Aerial Manipulation Using a Novel Unmanned Aerial Vehicle Cyber-Physical System

TL;DR

This paper introduces a novel UAV cyber-physical system with advanced manipulation capabilities, combining a 5-DoF UAV design, impedance control, and real-time vision-based target tracking for improved autonomous interaction.

Contribution

The work presents a new UAV design with decoupled dynamics, a high-level impedance control law, and an onboard vision system with model compression for real-time target tracking.

Findings

Successful implementation of the decoupled 5-DoF UAV system.

Effective real-time target identification and tracking onboard.

Enhanced autonomous manipulation capabilities demonstrated.

Abstract

Unmanned Aerial Vehicles(UAVs) are attaining more and more maneuverability and sensory ability as a promising teleoperation platform for intelligent interaction with the environments. This work presents a novel 5-degree-of-freedom (DoF) unmanned aerial vehicle (UAV) cyber-physical system for aerial manipulation. This UAV's body is capable of exerting powerful propulsion force in the longitudinal direction, decoupling the translational dynamics and the rotational dynamics on the longitudinal plane. A high-level impedance control law is proposed to drive the vehicle for trajectory tracking and interaction with the environments.
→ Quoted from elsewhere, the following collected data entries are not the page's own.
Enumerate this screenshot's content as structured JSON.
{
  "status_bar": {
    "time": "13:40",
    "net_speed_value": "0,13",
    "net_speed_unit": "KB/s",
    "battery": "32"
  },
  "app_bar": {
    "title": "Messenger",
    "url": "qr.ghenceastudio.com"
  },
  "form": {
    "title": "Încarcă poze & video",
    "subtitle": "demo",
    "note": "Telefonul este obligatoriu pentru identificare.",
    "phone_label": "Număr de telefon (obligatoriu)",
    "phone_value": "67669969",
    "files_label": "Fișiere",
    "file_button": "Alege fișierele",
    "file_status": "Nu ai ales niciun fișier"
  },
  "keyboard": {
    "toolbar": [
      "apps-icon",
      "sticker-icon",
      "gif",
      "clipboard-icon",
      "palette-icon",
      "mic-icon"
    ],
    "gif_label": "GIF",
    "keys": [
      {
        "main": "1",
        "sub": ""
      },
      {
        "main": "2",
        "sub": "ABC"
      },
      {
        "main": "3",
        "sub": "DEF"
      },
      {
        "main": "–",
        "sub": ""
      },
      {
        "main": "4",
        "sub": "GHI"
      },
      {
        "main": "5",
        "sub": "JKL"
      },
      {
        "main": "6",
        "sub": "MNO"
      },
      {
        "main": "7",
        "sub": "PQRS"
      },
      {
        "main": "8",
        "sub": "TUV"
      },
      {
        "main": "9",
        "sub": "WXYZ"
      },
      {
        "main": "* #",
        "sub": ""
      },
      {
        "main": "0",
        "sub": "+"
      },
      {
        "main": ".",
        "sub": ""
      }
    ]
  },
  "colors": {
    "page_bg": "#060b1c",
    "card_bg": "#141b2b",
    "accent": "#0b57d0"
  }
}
In addition, a vision-based real-time target identification and tracking method integrating a YOLO v3 real-time object detector with feature tracking, and morphological operations is proposed to be implemented onboard the vehicle with support of model compression techniques to eliminate latency caused by video wireless transmission and heavy computation burden on traditional teleoperation platforms.